New UK Surveillance Laws

It's that time again, when the UK Government start trying to increase the level of surveillance in this country.  It doesn't seem to matter which party is in power, whatever promises were given, the UK Government has an overwhelming desire to spy on it's citizens.

The latest bill being presented by the Home secretary is here - Draft Communications Bill but of course it's not a riveting read.  It basically requires that all internet, email, phone communication is stored for a period of a year and gives powers to certain agencies to access that data when required.

So details of every web site you visit, every SMS you send, every Facebook update or forum post you make is recorded for 12 months in case a Government agency decides they need to see it.  There has been some slight watering down from the crazy Labour complete database proposal  Intercept Modernisation Programme - for instance now the local councils won't have access to this data by default.


But don't worry they have explained that  the data will be very secure and only accessed in very few situations.   Here's a list of situations when your Internet logs might be examined -


(a) in the interests of national security,
(b) for the purpose of preventing or detecting crime or of preventing
disorder,
(c) for the purpose of preventing or detecting any conduct in respect of
which a penalty may be imposed under section 123 or 129 of the
Financial Services and Markets Act 2000 (civil penalties for market
abuse),
(d) in the interests of the economic well-being of the United Kingdom,
(e) in the interests of public safety,
(f) for the purpose of protecting public health,
(g) for the purpose of assessing or collecting any tax, duty, levy or other
imposition, contribution or charge payable to a government
department,
(h) for the purpose, in an emergency, of preventing death or injury or any
damage to a person’s physical or mental health, or of mitigating any
injury or damage to a person’s physical or mental health,
(i) to assist investigations into alleged miscarriages of justice, or
(j) where a person (“P”) has died or is unable to identify themselves
because of a physical or mental condition—
(i) to assist in identifying P, or
(ii) to obtain information about P’s next of kin or other persons
connected with P or about the reason for P’s death or condition


Let's face it, anyone with any imagination could probably find justification under one of those headings for pretty much anything without too much trouble.

Of course no other democratic nation feels the need to extend this level of monitoring over all it's citizens.  Maybe that is because of the huge, total and complete flaw in this proposed surveillance

It's simple to bypass surveillance which means the bad guys can opt out !!

People who want to keep their privacy can avoid pretty much all of it by using encrypted connections, secure proxy servers, VPNs, security programs like Identity Cloaker or even just surfing the internet through someone else's Wifi connection. The real criminals and terrorists will do all this and more - they'll swap files and information through the Darknet, they hide their tracks using TOR and other non-internet based communication medium.
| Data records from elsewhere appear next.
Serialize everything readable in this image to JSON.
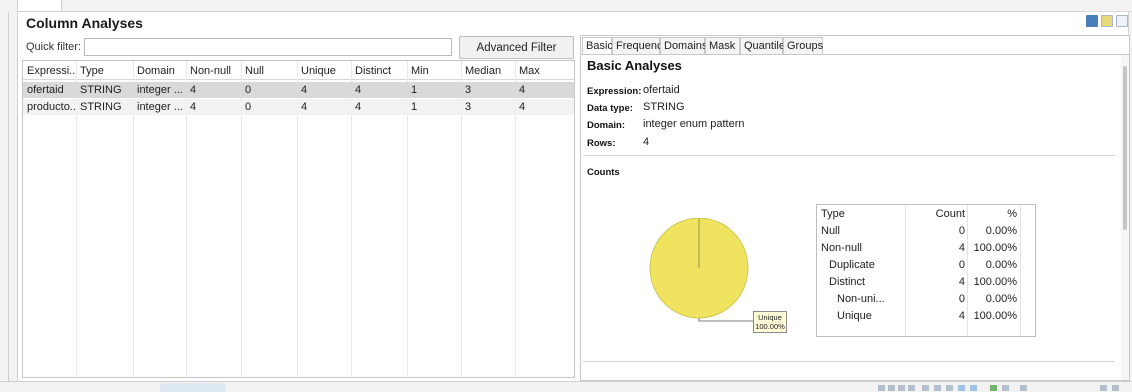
{
  "header": {
    "title": "Column Analyses"
  },
  "filter": {
    "label": "Quick filter:",
    "value": "",
    "placeholder": "",
    "advanced_button": "Advanced Filter"
  },
  "table": {
    "columns": [
      "Expressi...",
      "Type",
      "Domain",
      "Non-null",
      "Null",
      "Unique",
      "Distinct",
      "Min",
      "Median",
      "Max"
    ],
    "rows": [
      [
        "ofertaid",
        "STRING",
        "integer ...",
        "4",
        "0",
        "4",
        "4",
        "1",
        "3",
        "4"
      ],
      [
        "producto...",
        "STRING",
        "integer ...",
        "4",
        "0",
        "4",
        "4",
        "1",
        "3",
        "4"
      ]
    ]
  },
  "panel": {
    "tabs": [
      "Basic",
      "Frequency",
      "Domains",
      "Mask",
      "Quantiles",
      "Groups"
    ],
    "active_tab": "Basic",
    "title": "Basic Analyses",
    "expression_label": "Expression:",
    "expression_value": "ofertaid",
    "datatype_label": "Data type:",
    "datatype_value": "STRING",
    "domain_label": "Domain:",
    "domain_value": "integer enum pattern",
    "rows_label": "Rows:",
    "rows_value": "4",
    "counts_title": "Counts"
  },
  "counts_table": {
    "headers": [
      "Type",
      "Count",
      "%"
    ],
    "rows": [
      {
        "type": "Null",
        "count": "0",
        "pct": "0.00%",
        "indent": 0
      },
      {
        "type": "Non-null",
        "count": "4",
        "pct": "100.00%",
        "indent": 0
      },
      {
        "type": "Duplicate",
        "count": "0",
        "pct": "0.00%",
        "indent": 1
      },
      {
        "type": "Distinct",
        "count": "4",
        "pct": "100.00%",
        "indent": 1
      },
      {
        "type": "Non-uni...",
        "count": "0",
        "pct": "0.00%",
        "indent": 2
      },
      {
        "type": "Unique",
        "count": "4",
        "pct": "100.00%",
        "indent": 2
      }
    ]
  },
  "pie": {
    "label_line1": "Unique",
    "label_line2": "100.00%",
    "slice_fraction": 1.0,
    "color": "#f0e35f",
    "edge_color": "#c8bd45"
  },
  "icons": {
    "header": [
      "chart-icon",
      "grid-view-icon",
      "list-view-icon"
    ]
  },
  "colors": {
    "selected_row": "#d9d9d9",
    "alt_row": "#f2f2f2",
    "pie_fill": "#f0e35f"
  }
}
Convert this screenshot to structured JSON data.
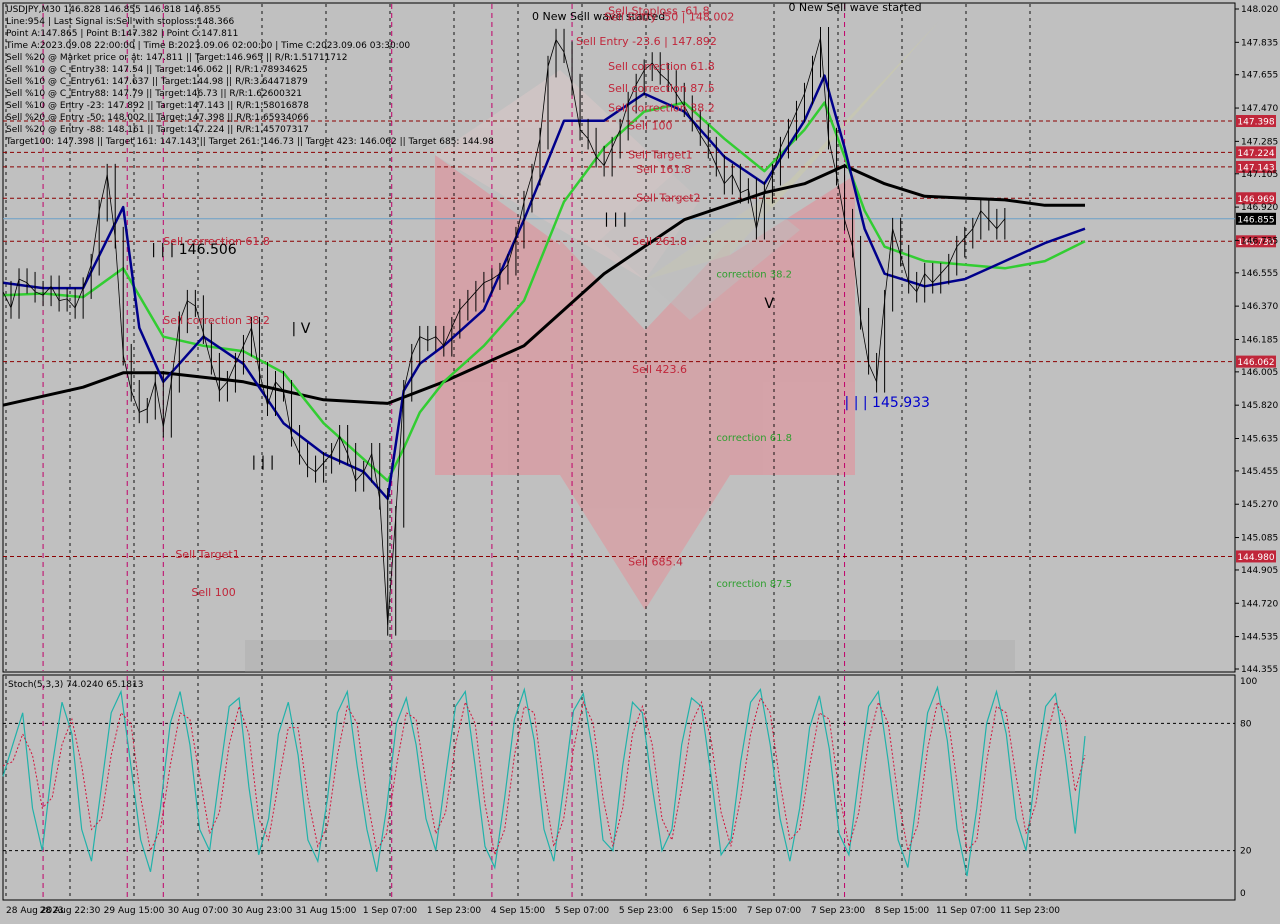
{
  "symbol_header": "USDJPY,M30  146.828 146.855 146.818 146.855",
  "info_lines": [
    "Line:954 | Last Signal is:Sell with stoploss:148.366",
    "Point A:147.865 | Point B:147.382 | Point C:147.811",
    "Time A:2023.09.08 22:00:00 | Time B:2023.09.06 02:00:00 | Time C:2023.09.06 03:30:00",
    "Sell %20 @ Market price or at: 147.811 || Target:146.965 || R/R:1.51711712",
    "Sell %10 @ C_Entry38: 147.54 || Target:146.062 || R/R:1.78934625",
    "Sell %10 @ C_Entry61: 147.637 || Target:144.98 || R/R:3.64471879",
    "Sell %10 @ C_Entry88: 147.79 || Target:146.73 || R/R:1.62600321",
    "Sell %10 @ Entry -23: 147.892 || Target:147.143 || R/R:1.58016878",
    "Sell %20 @ Entry -50: 148.002 || Target:147.398 || R/R:1.65934066",
    "Sell %20 @ Entry -88: 148.161 || Target:147.224 || R/R:1.45707317",
    "Target100: 147.398 || Target 161: 147.143 || Target 261: 146.73 || Target 423: 146.062 || Target 685: 144.98"
  ],
  "colors": {
    "background": "#c0c0c0",
    "level_line": "#8b0000",
    "price_tag_bg": "#c0263a",
    "current_tag_bg": "#000000",
    "sell_text": "#c0263a",
    "correction_text": "#2e9e2e",
    "ma_fast": "#00008b",
    "ma_mid": "#32cd32",
    "ma_slow": "#000000",
    "stoch_main": "#20b2aa",
    "stoch_signal": "#d2143c",
    "current_line": "#6aa0c8"
  },
  "chart_data": {
    "type": "line",
    "symbol": "USDJPY",
    "timeframe": "M30",
    "ylim": [
      144.355,
      148.02
    ],
    "y_ticks": [
      148.02,
      147.835,
      147.655,
      147.47,
      147.285,
      147.105,
      146.92,
      146.735,
      146.555,
      146.37,
      146.185,
      146.005,
      145.82,
      145.635,
      145.455,
      145.27,
      145.085,
      144.905,
      144.72,
      144.535,
      144.355
    ],
    "x_ticks": [
      "28 Aug 2023",
      "28 Aug 22:30",
      "29 Aug 15:00",
      "30 Aug 07:00",
      "30 Aug 23:00",
      "31 Aug 15:00",
      "1 Sep 07:00",
      "1 Sep 23:00",
      "4 Sep 15:00",
      "5 Sep 07:00",
      "5 Sep 23:00",
      "6 Sep 15:00",
      "7 Sep 07:00",
      "7 Sep 23:00",
      "8 Sep 15:00",
      "11 Sep 07:00",
      "11 Sep 23:00"
    ],
    "levels": [
      {
        "value": 147.398,
        "label": "147.398"
      },
      {
        "value": 147.224,
        "label": "147.224"
      },
      {
        "value": 147.143,
        "label": "147.143"
      },
      {
        "value": 146.969,
        "label": "146.969"
      },
      {
        "value": 146.73,
        "label": "146.730"
      },
      {
        "value": 146.062,
        "label": "146.062"
      },
      {
        "value": 144.98,
        "label": "144.980"
      }
    ],
    "current_price": {
      "value": 146.855,
      "label": "146.855"
    },
    "price_series": {
      "name": "USDJPY",
      "x": [
        0,
        2,
        4,
        6,
        8,
        10,
        12,
        14,
        16,
        18,
        20,
        22,
        24,
        26,
        28,
        30,
        32,
        34,
        36,
        38,
        40,
        42,
        44,
        46,
        48,
        50,
        52,
        54,
        56,
        58,
        60,
        62,
        64,
        66,
        68,
        70,
        72,
        74,
        76,
        78,
        80,
        82,
        84,
        86,
        88,
        90,
        92,
        94,
        96,
        98,
        100,
        102,
        104,
        106,
        108,
        110,
        112,
        114,
        116,
        118,
        120,
        122,
        124,
        126,
        128,
        130,
        132,
        134,
        136,
        138,
        140,
        142,
        144,
        146,
        148,
        150,
        152,
        154,
        156,
        158,
        160,
        162,
        164,
        166,
        168,
        170,
        172,
        174,
        176,
        178,
        180,
        182,
        184,
        186,
        188,
        190,
        192,
        194,
        196,
        198,
        200,
        202,
        204,
        206,
        208,
        210,
        212,
        214,
        216,
        218,
        220,
        222,
        224,
        226,
        228,
        230,
        232,
        234,
        236,
        238,
        240,
        242,
        244,
        246,
        248,
        250,
        252,
        254,
        256,
        258,
        260,
        262,
        264,
        266,
        268,
        270
      ],
      "values": [
        146.45,
        146.36,
        146.52,
        146.5,
        146.45,
        146.43,
        146.48,
        146.4,
        146.41,
        146.36,
        146.47,
        146.6,
        146.9,
        147.1,
        146.75,
        146.1,
        145.9,
        145.78,
        145.8,
        145.95,
        145.7,
        145.95,
        146.28,
        146.4,
        146.37,
        146.22,
        146.05,
        145.9,
        145.95,
        146.05,
        146.15,
        146.25,
        146.0,
        145.82,
        145.95,
        145.9,
        145.65,
        145.55,
        145.48,
        145.45,
        145.5,
        145.55,
        145.65,
        145.55,
        145.4,
        145.45,
        145.55,
        145.3,
        144.6,
        145.2,
        145.9,
        146.1,
        146.2,
        146.18,
        146.2,
        146.15,
        146.25,
        146.35,
        146.4,
        146.45,
        146.5,
        146.52,
        146.55,
        146.6,
        146.75,
        146.95,
        147.1,
        147.3,
        147.7,
        147.85,
        147.78,
        147.6,
        147.35,
        147.3,
        147.2,
        147.15,
        147.25,
        147.35,
        147.5,
        147.6,
        147.68,
        147.72,
        147.66,
        147.62,
        147.55,
        147.48,
        147.4,
        147.32,
        147.25,
        147.15,
        147.05,
        147.1,
        147.0,
        147.02,
        146.8,
        147.0,
        147.1,
        147.25,
        147.35,
        147.45,
        147.55,
        147.7,
        147.86,
        147.3,
        147.1,
        146.85,
        146.7,
        146.3,
        146.05,
        145.95,
        146.4,
        146.8,
        146.65,
        146.5,
        146.45,
        146.55,
        146.5,
        146.55,
        146.6,
        146.7,
        146.75,
        146.8,
        146.9,
        146.85,
        146.8,
        146.855
      ]
    },
    "ma_fast": {
      "name": "",
      "x": [
        0,
        10,
        20,
        30,
        34,
        40,
        50,
        60,
        70,
        80,
        90,
        96,
        100,
        104,
        110,
        120,
        130,
        140,
        150,
        160,
        170,
        180,
        190,
        200,
        205,
        210,
        215,
        220,
        230,
        240,
        250,
        260,
        270
      ],
      "values": [
        146.5,
        146.47,
        146.47,
        146.92,
        146.25,
        145.95,
        146.2,
        146.05,
        145.72,
        145.55,
        145.45,
        145.3,
        145.9,
        146.05,
        146.15,
        146.35,
        146.85,
        147.4,
        147.4,
        147.55,
        147.45,
        147.2,
        147.05,
        147.4,
        147.65,
        147.25,
        146.8,
        146.55,
        146.48,
        146.52,
        146.62,
        146.72,
        146.8
      ]
    },
    "ma_mid": {
      "name": "",
      "x": [
        0,
        10,
        20,
        30,
        40,
        50,
        60,
        70,
        80,
        90,
        96,
        100,
        104,
        110,
        120,
        130,
        140,
        150,
        160,
        170,
        180,
        190,
        200,
        205,
        210,
        215,
        220,
        230,
        240,
        250,
        260,
        270
      ],
      "values": [
        146.43,
        146.44,
        146.42,
        146.58,
        146.2,
        146.15,
        146.12,
        146.0,
        145.72,
        145.52,
        145.4,
        145.58,
        145.78,
        145.95,
        146.15,
        146.4,
        146.95,
        147.25,
        147.45,
        147.5,
        147.3,
        147.12,
        147.35,
        147.5,
        147.2,
        146.9,
        146.7,
        146.62,
        146.6,
        146.58,
        146.62,
        146.73
      ]
    },
    "ma_slow": {
      "name": "",
      "x": [
        0,
        20,
        30,
        40,
        60,
        80,
        96,
        110,
        130,
        150,
        170,
        190,
        200,
        210,
        220,
        230,
        240,
        250,
        260,
        270
      ],
      "values": [
        145.82,
        145.92,
        146.0,
        146.0,
        145.95,
        145.85,
        145.83,
        145.95,
        146.15,
        146.55,
        146.85,
        147.0,
        147.05,
        147.15,
        147.05,
        146.98,
        146.97,
        146.96,
        146.93,
        146.93
      ]
    },
    "pink_lines_x": [
      10,
      31,
      40,
      97,
      122,
      142,
      210
    ],
    "annotations": [
      {
        "text": "0 New Sell wave started",
        "price": 148.01,
        "x": 196
      },
      {
        "text": "0 New Sell wave started",
        "price": 147.96,
        "x": 132
      },
      {
        "text": "Sell Stoploss -61.8",
        "price": 147.99,
        "x": 151
      },
      {
        "text": "Sell Entry -50 | 148.002",
        "price": 147.955,
        "x": 150
      },
      {
        "text": "Sell Entry -23.6 | 147.892",
        "price": 147.82,
        "x": 143
      },
      {
        "text": "Sell correction 61.8",
        "price": 147.68,
        "x": 151
      },
      {
        "text": "Sell correction 87.5",
        "price": 147.56,
        "x": 151
      },
      {
        "text": "Sell correction 38.2",
        "price": 147.45,
        "x": 151
      },
      {
        "text": "Sell 100",
        "price": 147.35,
        "x": 156
      },
      {
        "text": "Sell Target1",
        "price": 147.19,
        "x": 156
      },
      {
        "text": "Sell 161.8",
        "price": 147.11,
        "x": 158
      },
      {
        "text": "Sell Target2",
        "price": 146.95,
        "x": 158
      },
      {
        "text": "Sell 261.8",
        "price": 146.71,
        "x": 157
      },
      {
        "text": "correction 38.2",
        "price": 146.53,
        "x": 178
      },
      {
        "text": "Sell 423.6",
        "price": 146.0,
        "x": 157
      },
      {
        "text": "correction 61.8",
        "price": 145.62,
        "x": 178
      },
      {
        "text": "Sell 685.4",
        "price": 144.93,
        "x": 156
      },
      {
        "text": "correction 87.5",
        "price": 144.81,
        "x": 178
      },
      {
        "text": "Sell correction 61.8",
        "price": 146.71,
        "x": 40
      },
      {
        "text": "Sell correction 38.2",
        "price": 146.27,
        "x": 40
      },
      {
        "text": "Sell Target1",
        "price": 144.97,
        "x": 43
      },
      {
        "text": "Sell 100",
        "price": 144.76,
        "x": 47
      }
    ],
    "big_labels": [
      {
        "text": "| | | 146.506",
        "price": 146.66,
        "x": 37,
        "color": "#000000"
      },
      {
        "text": "| | | 145.933",
        "price": 145.81,
        "x": 210,
        "color": "#0000cd"
      },
      {
        "text": "| | |",
        "price": 145.48,
        "x": 62,
        "color": "#000000"
      },
      {
        "text": "| | |",
        "price": 146.83,
        "x": 150,
        "color": "#000000"
      },
      {
        "text": "| V",
        "price": 146.22,
        "x": 72,
        "color": "#000000"
      },
      {
        "text": "V",
        "price": 146.36,
        "x": 190,
        "color": "#000000"
      }
    ],
    "stoch": {
      "label": "Stoch(5,3,3) 74.0240 65.1813",
      "ylim": [
        0,
        100
      ],
      "y_ticks": [
        100,
        80,
        20,
        0
      ],
      "main": [
        55,
        70,
        85,
        40,
        20,
        60,
        90,
        75,
        30,
        15,
        50,
        85,
        95,
        60,
        25,
        10,
        40,
        80,
        95,
        70,
        30,
        20,
        55,
        88,
        92,
        50,
        18,
        35,
        75,
        90,
        65,
        25,
        15,
        45,
        85,
        95,
        60,
        30,
        10,
        40,
        80,
        92,
        70,
        35,
        20,
        55,
        88,
        95,
        60,
        22,
        12,
        45,
        82,
        96,
        72,
        30,
        15,
        50,
        86,
        94,
        65,
        25,
        20,
        60,
        90,
        85,
        50,
        20,
        30,
        70,
        92,
        88,
        55,
        18,
        25,
        62,
        90,
        96,
        70,
        35,
        15,
        40,
        78,
        93,
        68,
        28,
        18,
        55,
        88,
        95,
        62,
        25,
        12,
        48,
        85,
        97,
        72,
        30,
        8,
        40,
        80,
        95,
        75,
        35,
        20,
        58,
        88,
        94,
        65,
        28,
        74
      ],
      "signal": [
        60,
        62,
        75,
        65,
        40,
        45,
        70,
        82,
        60,
        30,
        35,
        65,
        85,
        80,
        45,
        20,
        30,
        60,
        85,
        82,
        55,
        28,
        38,
        70,
        88,
        75,
        35,
        25,
        52,
        78,
        78,
        45,
        22,
        32,
        65,
        88,
        80,
        45,
        20,
        28,
        60,
        85,
        82,
        52,
        28,
        38,
        70,
        90,
        80,
        42,
        18,
        30,
        65,
        88,
        85,
        50,
        22,
        35,
        68,
        90,
        80,
        45,
        22,
        40,
        75,
        88,
        70,
        35,
        25,
        50,
        80,
        90,
        72,
        38,
        22,
        45,
        75,
        92,
        85,
        52,
        25,
        30,
        60,
        85,
        82,
        48,
        22,
        38,
        72,
        90,
        80,
        45,
        20,
        32,
        68,
        90,
        85,
        52,
        20,
        25,
        62,
        88,
        85,
        55,
        28,
        42,
        72,
        90,
        82,
        48,
        65
      ]
    }
  }
}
The result will be that the vast majority of terrorists and criminals won't be under surveillance just the huge majority of law abiding citizens who have nothing to hide.  It's effectively introducing a Big Brother state, destroying everyone's privacy - spying on the population because they might just catch a few extra stupid terrorists.

Remember even before these proposals the police and security agencies can already get access to your emails, tap your phone and eavesdrop on your telephone conversations.  We are already resembling the sort of surveillance states like Iran, Syria and China were personal freedoms take second place to State control.

We all know that slowly the line will be blurred about what sort of use this data will be used for.  We all know that someone somewhere will lose this data or leave it on a bus or a Soho nightclub.  We also know that the IT project to make it happen will cost a fortune, go hugely over budget and probably not work properly for years to come.